Re: Arguments for a sane ISA 6-years later

Liste des GroupesRevenir à c arch 
Sujet : Re: Arguments for a sane ISA 6-years later
De : cr88192 (at) *nospam* gmail.com (BGB)
Groupes : comp.arch
Date : 29. Jul 2024, 19:20:44
Autres entêtes
Organisation : A noiseless patient Spider
Message-ID : <v88mhu$jit2$1@dont-email.me>
References : 1 2 3 4 5 6
User-Agent : Mozilla Thunderbird
On 7/29/2024 12:38 PM, MitchAlsup1 wrote:
On Mon, 29 Jul 2024 3:32:52 +0000, Chris M. Thomasson wrote:
 
On 7/26/2024 10:00 AM, Anton Ertl wrote:
"Chris M. Thomasson" <chris.m.thomasson.1@gmail.com> writes:
On 7/25/2024 1:09 PM, BGB wrote:
At least with a weak model, software knows that if it doesn't go through
the rituals, the memory will be stale.
>
There is no guarantee of staleness, only a lack of stronger ordering
guarantees.
>
The weak model is ideal for me. I know how to program for it
>
And the fact that this model is so hard to use that few others know
how to program for it make it ideal for you.
>
and it's more efficient
>
That depends on the hardware.
>
Yes, the Alpha 21164 with its imprecise exceptions was "more
efficient" than other hardware for a while, then the Pentium Pro came
along and gave us precise exceptions and more efficiency.  And
eventually the Alpha people learned the trick, too, and 21264 provided
precise exceptions (although they did not admit this) and more
efficieny.
>
Similarly, I expect that hardware that is designed for good TSO or
sequential consistency performance will run faster on code written for
this model than code written for weakly consistent hardware will run
on that hardware.  That's because software written for weakly
consistent hardware often has to insert barriers or atomic operations
just in case, and these operations are slow on hardware optimized for
weak consistency.
>
By contrast, one can design hardware for strong ordering such that the
slowness occurs only in those cases when actual (not potential)
communication between the cores happens, i.e., much less frequently.
>
and sometimes use cases do not care if they encounter "stale" data.
>
Great.  Unless these "sometimes" cases are more often than the cases
where you perform some atomic operation or barrier because of
potential, but not actual communication between cores, the weak model
is still slower than a well-implemented strong model.
>
A strong model?
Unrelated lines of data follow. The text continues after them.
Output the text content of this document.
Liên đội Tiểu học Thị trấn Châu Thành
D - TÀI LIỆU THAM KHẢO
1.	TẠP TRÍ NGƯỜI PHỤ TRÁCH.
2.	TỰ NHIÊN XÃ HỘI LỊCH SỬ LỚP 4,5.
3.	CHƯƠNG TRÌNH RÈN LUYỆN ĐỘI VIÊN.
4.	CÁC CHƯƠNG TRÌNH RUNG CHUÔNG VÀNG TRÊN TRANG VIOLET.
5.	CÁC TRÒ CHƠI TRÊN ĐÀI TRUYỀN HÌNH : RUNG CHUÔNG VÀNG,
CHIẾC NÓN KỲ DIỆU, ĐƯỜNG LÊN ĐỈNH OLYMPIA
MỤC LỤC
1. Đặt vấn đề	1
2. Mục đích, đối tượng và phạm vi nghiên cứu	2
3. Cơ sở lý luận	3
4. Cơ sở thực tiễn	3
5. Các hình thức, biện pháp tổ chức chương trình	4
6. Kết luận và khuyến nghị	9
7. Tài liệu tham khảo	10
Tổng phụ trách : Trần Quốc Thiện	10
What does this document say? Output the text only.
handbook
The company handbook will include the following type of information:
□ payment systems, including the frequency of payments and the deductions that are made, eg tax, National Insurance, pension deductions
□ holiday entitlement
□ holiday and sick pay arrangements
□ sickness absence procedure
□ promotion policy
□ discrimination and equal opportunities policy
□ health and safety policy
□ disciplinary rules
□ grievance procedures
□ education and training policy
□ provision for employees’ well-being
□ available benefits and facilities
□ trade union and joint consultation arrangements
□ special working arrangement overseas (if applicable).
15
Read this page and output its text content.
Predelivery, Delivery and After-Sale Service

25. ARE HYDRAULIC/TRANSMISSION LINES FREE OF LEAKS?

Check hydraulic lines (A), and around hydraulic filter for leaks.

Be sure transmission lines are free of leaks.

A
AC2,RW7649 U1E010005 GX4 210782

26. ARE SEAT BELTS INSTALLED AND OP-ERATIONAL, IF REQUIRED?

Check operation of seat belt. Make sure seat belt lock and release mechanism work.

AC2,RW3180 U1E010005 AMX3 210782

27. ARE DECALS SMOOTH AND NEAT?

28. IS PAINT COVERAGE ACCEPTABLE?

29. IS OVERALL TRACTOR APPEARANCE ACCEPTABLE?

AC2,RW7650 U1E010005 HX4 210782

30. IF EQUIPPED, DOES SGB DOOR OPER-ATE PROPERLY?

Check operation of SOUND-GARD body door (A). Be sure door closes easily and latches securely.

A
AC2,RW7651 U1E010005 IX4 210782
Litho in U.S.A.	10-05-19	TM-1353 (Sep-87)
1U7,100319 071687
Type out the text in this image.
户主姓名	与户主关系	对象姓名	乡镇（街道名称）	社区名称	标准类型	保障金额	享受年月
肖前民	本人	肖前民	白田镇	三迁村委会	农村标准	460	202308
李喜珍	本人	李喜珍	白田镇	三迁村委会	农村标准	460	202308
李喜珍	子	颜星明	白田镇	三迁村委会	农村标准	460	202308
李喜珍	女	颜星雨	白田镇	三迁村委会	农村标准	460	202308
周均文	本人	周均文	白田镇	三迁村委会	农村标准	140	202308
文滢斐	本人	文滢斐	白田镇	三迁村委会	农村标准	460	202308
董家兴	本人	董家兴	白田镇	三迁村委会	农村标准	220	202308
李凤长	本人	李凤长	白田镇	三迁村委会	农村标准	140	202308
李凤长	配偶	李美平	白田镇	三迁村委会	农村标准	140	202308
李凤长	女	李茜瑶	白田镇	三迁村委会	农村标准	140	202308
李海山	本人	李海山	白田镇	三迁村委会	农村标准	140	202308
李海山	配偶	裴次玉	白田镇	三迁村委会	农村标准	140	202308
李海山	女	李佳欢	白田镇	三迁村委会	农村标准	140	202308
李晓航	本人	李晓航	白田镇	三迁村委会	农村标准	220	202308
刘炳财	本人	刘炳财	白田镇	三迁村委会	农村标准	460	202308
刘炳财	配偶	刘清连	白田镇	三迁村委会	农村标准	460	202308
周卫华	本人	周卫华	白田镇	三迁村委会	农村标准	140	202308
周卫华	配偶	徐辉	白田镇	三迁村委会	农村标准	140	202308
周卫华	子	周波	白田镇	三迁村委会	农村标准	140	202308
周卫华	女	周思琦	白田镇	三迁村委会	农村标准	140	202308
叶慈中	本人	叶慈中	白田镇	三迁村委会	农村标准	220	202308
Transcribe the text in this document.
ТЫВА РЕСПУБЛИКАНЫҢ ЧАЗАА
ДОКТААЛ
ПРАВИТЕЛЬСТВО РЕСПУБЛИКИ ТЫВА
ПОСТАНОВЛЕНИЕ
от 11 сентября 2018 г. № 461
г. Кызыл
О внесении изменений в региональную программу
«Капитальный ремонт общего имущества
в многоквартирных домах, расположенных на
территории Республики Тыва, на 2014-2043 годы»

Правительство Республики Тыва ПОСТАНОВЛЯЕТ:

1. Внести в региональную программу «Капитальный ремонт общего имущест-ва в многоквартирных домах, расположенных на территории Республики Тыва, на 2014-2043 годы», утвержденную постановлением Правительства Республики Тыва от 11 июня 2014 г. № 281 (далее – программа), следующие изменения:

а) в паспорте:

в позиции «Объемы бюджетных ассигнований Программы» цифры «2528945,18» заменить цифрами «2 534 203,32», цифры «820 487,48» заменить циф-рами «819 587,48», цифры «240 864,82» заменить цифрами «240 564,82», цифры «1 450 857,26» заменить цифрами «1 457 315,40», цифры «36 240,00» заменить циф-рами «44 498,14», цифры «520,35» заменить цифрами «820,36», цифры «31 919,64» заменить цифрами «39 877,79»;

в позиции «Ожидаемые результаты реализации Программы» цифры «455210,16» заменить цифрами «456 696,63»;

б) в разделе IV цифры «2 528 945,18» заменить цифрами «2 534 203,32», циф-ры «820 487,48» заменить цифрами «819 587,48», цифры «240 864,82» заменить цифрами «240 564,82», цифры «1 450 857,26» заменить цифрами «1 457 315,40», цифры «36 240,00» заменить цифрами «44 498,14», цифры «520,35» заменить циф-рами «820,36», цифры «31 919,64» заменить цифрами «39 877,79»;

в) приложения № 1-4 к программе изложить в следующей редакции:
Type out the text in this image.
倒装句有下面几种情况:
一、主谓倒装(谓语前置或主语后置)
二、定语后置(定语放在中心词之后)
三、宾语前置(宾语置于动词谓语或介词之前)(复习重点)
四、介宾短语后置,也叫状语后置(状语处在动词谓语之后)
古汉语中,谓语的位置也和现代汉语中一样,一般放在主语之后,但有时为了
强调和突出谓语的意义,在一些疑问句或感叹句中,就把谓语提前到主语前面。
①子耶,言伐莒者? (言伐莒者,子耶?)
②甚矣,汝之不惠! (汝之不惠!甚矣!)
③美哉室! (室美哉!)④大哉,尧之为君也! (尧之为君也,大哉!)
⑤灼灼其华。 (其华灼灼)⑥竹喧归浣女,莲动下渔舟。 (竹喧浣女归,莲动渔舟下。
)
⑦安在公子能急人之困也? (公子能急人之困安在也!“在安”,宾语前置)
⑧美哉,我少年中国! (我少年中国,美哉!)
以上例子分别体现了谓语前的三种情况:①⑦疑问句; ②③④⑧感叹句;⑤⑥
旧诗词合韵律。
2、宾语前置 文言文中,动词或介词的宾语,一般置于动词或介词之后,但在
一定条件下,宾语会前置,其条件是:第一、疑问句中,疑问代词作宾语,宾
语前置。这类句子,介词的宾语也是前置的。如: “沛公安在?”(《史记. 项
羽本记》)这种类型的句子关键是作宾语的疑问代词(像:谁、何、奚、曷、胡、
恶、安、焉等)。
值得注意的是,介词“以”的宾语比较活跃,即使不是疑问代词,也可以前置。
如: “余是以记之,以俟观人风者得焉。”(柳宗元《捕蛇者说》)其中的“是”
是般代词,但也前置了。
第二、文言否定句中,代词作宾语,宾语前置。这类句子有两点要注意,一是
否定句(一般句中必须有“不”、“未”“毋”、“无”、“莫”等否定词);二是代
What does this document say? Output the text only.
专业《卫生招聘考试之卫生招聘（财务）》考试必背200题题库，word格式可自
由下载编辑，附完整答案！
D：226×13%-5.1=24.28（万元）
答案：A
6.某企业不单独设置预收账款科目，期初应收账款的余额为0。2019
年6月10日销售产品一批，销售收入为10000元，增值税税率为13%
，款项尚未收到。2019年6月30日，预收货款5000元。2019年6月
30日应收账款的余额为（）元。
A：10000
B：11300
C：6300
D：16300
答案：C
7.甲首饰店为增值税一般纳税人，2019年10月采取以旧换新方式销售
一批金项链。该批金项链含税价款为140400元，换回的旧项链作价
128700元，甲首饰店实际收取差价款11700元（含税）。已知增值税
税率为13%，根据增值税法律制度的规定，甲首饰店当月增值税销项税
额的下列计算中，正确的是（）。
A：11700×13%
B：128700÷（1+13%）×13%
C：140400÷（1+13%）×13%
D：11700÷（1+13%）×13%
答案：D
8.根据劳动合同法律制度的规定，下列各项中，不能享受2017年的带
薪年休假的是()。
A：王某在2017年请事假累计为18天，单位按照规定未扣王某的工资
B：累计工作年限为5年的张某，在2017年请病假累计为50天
You mean I don't have to use any memory barriers at all?
Tell that to SPARC in RMO mode... How strong? Even the x86 requires a
membar when a store followed by a load to another location shall be
respected wrt order. Store-Load. #StoreLoad over on SPARC. ;^)
 DRAM does not need this property, MMI/O does.
 
As I see it, it makes sense to treat MMIO separately from normal memory access:
   Memory may use a much weaker model;
   For MMIO, generally every access needs to be synchronous.
In most cases, for MMIO, it makes sense to pay this cost, even if it means that access is slower.
In my case though, some of the hardware uses DRAM-backed buffers, which makes more of a pain for memory consistency.
But, then one has to make a tradeoff of whether it is better to use normal memory access and flushing, or No-Cache/Volatile access (which makes accesses consistent, but comes at a fairly steep performance penalty).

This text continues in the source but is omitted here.